Signal Boost
My friend Melissa Anelli has been stalked online for five and a half years.
I realize as I type that that it doesn’t sound as frightening and horrible as it is. The idea of stalking is so often turned into a joke (“OMG, he was totes stalking me all night”) that it’s not always clear how sickening and terrifying the real thing is. And of course, it’s much easier to grasp the scariness factor of live, in-person stalking. Cyber-stalking shares a weird place in the moral universe with cyber-bullying in that it has the stigma of not being quite real. The attitude of some people seems to be that if you’re being stalked or harassed online, you should just get offline, or go to a different web site – or that you should toughen up and shrug it off. After all, it’s just the Internet. It’s not like it happened in real life. Sticks and stones, man.
As kids continue to commit suicide after being bullied online, however, more and more people are beginning to comprehend what those of us who are active in online communities already knew: that the Internet, while not a face-to-face environment, is still a real place, where people deal out real wounds that have very real consequences. More and more, the Internet is real life, because – often regardless of how we feel about it – we are expected to conduct our daily business here. We’re blogging, tweeting, e-mailing, Googling, networking – I’ve never had a single job, in my adult life, where I did not have to use the Internet on a regular basis for something. The point is that we don’t always choose to be here – this is just how things are done now, and we’re all here together.

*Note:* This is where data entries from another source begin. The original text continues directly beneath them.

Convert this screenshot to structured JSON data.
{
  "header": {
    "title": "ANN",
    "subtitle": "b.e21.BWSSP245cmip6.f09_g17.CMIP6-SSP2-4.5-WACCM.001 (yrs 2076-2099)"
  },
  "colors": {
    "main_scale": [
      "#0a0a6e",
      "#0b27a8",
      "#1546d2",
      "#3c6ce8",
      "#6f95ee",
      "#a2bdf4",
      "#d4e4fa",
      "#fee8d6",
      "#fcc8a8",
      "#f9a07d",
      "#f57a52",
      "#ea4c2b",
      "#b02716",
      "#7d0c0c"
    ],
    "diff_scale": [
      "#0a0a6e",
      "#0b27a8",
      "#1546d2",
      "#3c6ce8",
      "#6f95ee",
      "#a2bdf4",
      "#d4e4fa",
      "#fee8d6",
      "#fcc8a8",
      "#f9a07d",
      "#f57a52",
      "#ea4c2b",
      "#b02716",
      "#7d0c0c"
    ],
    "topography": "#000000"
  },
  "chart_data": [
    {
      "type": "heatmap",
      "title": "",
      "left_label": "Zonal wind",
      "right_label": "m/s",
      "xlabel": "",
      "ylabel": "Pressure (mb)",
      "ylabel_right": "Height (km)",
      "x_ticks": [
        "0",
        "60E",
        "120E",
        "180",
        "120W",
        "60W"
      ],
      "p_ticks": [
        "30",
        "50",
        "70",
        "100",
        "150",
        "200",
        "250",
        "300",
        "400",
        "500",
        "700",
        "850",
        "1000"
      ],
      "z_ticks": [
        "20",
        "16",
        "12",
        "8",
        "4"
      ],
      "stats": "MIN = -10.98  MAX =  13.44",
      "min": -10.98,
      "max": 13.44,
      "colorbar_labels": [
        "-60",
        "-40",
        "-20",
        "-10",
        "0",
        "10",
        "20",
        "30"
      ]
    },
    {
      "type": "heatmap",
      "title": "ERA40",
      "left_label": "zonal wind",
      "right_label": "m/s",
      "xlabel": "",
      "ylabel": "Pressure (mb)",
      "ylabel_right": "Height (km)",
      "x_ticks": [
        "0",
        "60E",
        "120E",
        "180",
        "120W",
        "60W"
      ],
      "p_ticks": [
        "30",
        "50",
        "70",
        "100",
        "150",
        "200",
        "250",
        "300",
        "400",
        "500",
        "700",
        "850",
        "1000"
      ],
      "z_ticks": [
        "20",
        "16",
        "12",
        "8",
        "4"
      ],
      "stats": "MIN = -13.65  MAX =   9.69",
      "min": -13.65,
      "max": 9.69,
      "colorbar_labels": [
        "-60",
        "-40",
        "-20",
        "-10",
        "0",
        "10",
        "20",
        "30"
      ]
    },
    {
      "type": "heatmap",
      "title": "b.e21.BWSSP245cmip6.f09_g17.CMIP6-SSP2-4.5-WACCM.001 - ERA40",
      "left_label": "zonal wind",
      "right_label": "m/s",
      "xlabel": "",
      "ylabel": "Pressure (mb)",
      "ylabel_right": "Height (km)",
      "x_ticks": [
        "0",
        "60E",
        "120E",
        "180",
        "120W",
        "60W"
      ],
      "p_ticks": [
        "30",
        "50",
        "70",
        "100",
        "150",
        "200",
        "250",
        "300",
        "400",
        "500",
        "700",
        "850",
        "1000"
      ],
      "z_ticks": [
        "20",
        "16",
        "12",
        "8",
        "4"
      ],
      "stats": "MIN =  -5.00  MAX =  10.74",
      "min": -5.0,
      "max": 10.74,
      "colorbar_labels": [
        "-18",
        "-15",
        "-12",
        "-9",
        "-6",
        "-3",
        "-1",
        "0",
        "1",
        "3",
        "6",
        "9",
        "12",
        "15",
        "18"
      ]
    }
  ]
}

That means that all the creeps are here too. They’re here, and they’re faceless, and they can ooze into any laptop they want, at any time. As many times as they feel like it. And there’s a creep in New Zealand that’s been doing sick things to my good friend – on a daily basis – for five and a half years – and though serious legal measures have been taken, nothing has stopped this creep so far.
Please read Melissa’s post here, and reblog if you’re on Tumblr.
Please also read these two posts, which include much more information and context than mine: Maureen Johnson’s tumblr post; Cheryl Klein’s blog post.
Be careful out there. And when somebody tells you that someone hurt them on the Internet, for the love of God, take them seriously.